The compliance claim was withdrawn and resettled against measured peak concurrency, reducing the asserted exposure by the large majority of its original value. The provider was confirmed compliant on its existing concurrent user position, with only a modest true up for a genuine gap that the accurate measurement surfaced. We also secured tighter audit language for the next term, defining the measurement method and notice period so a future review could not repeat the same account based overcount. Net of the engagement fee, a small fraction of the avoided exposure, the provider closed the audit without disruption to a single clinical workflow.

Lessons for buyers

First, a concurrent user license is consumed by simultaneous sessions, not by named accounts, and an audit that counts accounts is overstating your position by design. Measure real peak concurrency before you respond. Second, control the disclosure, because raw account data handed over without scoping becomes the evidence used against you. Third, hold the auditor to the contract definitions rather than accepting the count as presented. Finally, use the moment to fix the audit clause for the future, so the next review starts from an agreed measurement method. For the full method, see our Citrix audit defense service, and the related guidance across the Citrix audits guide.

Frequently asked questions

Is this case study based on a real client?

It is an anonymised composite drawn from real engagements.
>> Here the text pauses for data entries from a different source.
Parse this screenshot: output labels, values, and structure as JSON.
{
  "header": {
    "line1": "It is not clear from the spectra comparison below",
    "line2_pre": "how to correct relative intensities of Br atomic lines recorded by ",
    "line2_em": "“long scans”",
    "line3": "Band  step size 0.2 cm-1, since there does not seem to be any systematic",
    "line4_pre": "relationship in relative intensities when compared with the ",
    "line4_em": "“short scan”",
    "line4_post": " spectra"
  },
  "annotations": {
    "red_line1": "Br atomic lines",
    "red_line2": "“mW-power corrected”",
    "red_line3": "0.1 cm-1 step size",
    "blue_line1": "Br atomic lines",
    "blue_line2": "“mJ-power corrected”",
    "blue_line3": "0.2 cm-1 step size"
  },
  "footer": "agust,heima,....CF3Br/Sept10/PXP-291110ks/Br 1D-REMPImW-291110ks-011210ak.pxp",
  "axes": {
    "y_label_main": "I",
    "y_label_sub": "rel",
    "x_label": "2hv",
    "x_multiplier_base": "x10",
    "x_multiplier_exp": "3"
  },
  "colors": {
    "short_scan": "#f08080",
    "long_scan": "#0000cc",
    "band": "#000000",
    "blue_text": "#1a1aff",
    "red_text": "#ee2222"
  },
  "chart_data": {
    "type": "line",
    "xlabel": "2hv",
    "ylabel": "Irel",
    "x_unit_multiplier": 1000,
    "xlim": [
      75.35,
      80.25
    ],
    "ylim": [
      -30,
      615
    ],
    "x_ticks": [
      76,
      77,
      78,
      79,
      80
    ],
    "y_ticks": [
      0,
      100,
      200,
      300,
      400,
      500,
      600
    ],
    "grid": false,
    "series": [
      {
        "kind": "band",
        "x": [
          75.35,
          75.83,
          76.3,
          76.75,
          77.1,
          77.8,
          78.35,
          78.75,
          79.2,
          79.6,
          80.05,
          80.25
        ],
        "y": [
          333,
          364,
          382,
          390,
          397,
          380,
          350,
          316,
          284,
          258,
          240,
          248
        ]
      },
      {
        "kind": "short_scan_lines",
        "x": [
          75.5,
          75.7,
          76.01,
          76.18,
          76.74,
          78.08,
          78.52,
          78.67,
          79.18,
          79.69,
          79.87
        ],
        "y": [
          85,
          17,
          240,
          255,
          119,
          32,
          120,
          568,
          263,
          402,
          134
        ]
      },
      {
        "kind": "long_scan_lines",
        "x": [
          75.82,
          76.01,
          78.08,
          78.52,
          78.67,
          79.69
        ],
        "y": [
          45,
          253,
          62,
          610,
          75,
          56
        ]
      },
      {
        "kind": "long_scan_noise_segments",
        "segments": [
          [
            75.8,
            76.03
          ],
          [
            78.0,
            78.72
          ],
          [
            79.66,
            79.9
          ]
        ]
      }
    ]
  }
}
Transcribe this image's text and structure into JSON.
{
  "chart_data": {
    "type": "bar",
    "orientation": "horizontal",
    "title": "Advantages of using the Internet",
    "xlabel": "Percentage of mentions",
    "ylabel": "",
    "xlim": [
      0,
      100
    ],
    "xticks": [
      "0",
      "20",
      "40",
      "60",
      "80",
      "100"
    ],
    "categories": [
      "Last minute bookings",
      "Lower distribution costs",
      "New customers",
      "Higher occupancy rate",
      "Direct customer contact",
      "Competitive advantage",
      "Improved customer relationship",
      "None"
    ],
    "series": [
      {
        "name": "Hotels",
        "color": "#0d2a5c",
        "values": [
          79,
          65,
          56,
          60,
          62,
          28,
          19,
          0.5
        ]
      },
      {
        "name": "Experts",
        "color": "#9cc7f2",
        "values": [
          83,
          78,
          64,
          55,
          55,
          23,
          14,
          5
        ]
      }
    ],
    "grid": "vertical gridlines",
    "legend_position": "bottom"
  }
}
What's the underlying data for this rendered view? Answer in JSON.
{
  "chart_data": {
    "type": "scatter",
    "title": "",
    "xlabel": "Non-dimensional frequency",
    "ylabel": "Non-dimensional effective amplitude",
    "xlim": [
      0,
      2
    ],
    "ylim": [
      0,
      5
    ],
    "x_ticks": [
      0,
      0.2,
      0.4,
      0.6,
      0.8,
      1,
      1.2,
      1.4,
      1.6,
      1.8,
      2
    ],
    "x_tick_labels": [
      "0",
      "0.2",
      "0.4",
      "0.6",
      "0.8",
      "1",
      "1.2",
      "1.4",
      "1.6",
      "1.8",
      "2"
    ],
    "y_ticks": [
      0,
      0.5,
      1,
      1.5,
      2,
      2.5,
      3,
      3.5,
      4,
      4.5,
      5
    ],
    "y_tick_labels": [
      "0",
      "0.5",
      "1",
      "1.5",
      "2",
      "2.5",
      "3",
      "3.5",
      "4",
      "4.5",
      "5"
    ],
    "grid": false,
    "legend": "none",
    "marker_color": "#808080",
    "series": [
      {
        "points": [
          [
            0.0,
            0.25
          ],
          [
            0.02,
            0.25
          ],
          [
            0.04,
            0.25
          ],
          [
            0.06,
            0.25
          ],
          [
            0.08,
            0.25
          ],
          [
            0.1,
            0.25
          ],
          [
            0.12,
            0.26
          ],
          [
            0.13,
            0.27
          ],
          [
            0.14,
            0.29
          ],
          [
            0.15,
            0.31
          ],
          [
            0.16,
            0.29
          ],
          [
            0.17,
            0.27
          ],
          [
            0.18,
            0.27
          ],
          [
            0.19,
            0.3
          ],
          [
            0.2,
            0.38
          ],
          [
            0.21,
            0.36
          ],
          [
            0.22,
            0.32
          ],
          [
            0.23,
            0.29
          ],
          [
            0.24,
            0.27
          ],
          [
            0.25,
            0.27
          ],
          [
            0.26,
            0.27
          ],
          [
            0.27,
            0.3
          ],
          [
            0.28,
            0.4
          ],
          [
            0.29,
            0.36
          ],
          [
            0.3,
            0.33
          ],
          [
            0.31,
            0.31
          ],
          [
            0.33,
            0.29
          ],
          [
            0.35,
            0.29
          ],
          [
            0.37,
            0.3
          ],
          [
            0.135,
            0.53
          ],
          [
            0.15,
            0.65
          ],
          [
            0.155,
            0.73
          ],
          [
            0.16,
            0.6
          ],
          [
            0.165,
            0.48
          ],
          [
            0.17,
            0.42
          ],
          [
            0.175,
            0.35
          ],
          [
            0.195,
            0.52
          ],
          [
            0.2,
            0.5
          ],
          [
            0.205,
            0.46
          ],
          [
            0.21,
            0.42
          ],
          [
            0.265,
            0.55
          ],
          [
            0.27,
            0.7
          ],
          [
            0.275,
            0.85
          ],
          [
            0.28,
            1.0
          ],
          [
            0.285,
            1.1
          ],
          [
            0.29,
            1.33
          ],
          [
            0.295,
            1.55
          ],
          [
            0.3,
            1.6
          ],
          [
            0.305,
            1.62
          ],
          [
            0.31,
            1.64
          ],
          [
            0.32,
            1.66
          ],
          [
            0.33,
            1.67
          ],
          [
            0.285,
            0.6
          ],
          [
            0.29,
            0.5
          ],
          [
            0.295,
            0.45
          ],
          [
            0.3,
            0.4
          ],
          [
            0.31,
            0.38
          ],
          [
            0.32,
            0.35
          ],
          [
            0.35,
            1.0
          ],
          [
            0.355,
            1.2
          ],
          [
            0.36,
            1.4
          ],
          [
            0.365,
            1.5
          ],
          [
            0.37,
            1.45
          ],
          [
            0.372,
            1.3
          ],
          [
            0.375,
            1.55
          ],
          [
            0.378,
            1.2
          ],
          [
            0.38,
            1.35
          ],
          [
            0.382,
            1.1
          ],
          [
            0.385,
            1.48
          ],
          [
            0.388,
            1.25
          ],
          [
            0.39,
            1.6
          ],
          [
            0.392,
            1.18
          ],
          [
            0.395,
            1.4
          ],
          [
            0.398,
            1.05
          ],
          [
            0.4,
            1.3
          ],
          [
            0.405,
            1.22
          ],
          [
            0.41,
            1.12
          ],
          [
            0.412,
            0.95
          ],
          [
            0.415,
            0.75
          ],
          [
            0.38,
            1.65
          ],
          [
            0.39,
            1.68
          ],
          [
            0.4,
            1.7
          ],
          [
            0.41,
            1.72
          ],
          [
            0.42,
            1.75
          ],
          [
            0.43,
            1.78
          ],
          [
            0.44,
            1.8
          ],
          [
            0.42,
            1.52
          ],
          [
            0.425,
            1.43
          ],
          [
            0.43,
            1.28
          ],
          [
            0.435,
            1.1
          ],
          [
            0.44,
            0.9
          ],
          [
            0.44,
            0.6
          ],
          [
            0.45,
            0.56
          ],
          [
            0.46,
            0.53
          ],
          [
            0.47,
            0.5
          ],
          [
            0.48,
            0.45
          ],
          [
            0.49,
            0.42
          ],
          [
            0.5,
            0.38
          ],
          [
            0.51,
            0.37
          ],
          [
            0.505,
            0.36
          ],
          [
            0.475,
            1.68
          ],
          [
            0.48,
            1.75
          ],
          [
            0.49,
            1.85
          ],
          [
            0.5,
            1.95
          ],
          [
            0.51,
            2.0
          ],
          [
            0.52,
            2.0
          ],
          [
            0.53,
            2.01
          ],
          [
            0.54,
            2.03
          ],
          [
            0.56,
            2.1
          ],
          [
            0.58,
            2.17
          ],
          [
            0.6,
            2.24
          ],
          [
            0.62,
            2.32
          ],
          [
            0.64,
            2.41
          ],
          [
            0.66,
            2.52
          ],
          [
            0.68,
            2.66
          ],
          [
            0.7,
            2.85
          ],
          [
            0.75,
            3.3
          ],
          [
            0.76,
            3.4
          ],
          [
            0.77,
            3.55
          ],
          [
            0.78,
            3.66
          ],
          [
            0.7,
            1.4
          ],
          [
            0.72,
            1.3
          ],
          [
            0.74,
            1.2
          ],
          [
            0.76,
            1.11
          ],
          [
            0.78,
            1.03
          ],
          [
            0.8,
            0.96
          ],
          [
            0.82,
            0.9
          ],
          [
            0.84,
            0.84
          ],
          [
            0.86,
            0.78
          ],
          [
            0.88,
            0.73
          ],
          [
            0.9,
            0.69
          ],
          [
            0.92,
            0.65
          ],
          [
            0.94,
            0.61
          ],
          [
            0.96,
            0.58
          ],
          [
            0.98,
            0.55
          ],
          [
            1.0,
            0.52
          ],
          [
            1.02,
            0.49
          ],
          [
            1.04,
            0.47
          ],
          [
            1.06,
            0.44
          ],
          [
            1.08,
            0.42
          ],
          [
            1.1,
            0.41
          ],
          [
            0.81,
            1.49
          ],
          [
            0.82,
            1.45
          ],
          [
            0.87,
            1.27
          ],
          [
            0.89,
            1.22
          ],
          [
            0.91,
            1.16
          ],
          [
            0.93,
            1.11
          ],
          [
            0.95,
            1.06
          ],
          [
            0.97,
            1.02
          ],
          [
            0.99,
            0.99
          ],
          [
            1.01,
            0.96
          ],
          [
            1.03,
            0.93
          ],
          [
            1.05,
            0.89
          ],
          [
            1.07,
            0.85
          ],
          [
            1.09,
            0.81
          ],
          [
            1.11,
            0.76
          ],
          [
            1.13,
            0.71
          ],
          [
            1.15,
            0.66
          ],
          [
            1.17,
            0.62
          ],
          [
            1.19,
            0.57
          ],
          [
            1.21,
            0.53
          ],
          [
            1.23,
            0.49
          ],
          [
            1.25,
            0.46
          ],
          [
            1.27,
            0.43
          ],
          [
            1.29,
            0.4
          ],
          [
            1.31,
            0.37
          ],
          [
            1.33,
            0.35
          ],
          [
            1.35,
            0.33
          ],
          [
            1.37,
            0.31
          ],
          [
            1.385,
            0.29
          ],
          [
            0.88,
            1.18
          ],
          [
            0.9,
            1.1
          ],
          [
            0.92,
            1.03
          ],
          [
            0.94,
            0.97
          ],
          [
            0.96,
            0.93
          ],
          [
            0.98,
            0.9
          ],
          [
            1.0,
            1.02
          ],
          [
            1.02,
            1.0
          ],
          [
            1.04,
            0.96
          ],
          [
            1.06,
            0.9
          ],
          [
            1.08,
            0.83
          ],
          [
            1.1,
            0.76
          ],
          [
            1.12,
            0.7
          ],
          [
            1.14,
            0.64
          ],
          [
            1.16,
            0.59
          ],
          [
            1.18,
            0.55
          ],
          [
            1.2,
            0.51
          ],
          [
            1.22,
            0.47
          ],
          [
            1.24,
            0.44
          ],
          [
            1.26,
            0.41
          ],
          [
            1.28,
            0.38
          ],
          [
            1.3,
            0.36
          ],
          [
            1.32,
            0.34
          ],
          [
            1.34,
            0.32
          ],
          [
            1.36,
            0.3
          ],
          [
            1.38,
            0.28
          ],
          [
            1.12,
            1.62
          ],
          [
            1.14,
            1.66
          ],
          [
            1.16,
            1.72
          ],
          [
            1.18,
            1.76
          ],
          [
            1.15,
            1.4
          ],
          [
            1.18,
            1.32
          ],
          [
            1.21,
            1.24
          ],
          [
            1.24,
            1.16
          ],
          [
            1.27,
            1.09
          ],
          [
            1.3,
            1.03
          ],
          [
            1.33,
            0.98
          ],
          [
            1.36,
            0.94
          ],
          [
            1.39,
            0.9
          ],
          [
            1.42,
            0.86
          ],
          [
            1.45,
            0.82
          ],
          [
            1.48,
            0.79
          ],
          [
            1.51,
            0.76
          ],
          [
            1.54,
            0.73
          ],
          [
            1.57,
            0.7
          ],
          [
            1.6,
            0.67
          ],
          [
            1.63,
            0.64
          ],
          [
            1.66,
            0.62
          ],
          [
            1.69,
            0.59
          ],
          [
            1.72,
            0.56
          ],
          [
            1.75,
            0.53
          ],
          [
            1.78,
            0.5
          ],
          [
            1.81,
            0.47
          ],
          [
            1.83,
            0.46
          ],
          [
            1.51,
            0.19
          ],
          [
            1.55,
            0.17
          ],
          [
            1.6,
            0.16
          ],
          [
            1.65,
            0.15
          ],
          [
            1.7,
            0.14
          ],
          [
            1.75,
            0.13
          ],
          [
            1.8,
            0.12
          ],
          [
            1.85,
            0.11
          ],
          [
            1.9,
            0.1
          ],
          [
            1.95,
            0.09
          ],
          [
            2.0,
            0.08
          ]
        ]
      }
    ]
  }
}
The sector, scale, and outcome reflect audits we defend, but no named client, logo, or confidential detail is disclosed.

How did the healthcare provider defend its concurrent user compliance?

By measuring actual peak concurrency from its own session data and mapping it against the contractual definition of a concurrent user. The audit had counted named accounts rather than simultaneous sessions, which overstated the position substantially.

Why was the Citrix audit claim so high?

The audit counted total provisioned accounts as if all were active at once, ignoring that a concurrent user license is consumed only by simultaneous sessions. In a shift based clinical environment, peak concurrency was far below the account total.

What is a concurrent user license in Citrix terms?

A concurrent user license is consumed by an active session at a point in time, not by a named individual. The same license can serve different staff across shifts, so the relevant count is peak simultaneous use, not the number of accounts.

What can other buyers learn from this case study?

Measure real concurrency before responding to an audit, hold the auditor to the contract definitions, and control the data you disclose. A compliance claim is an opening position, and session evidence is what shrinks it.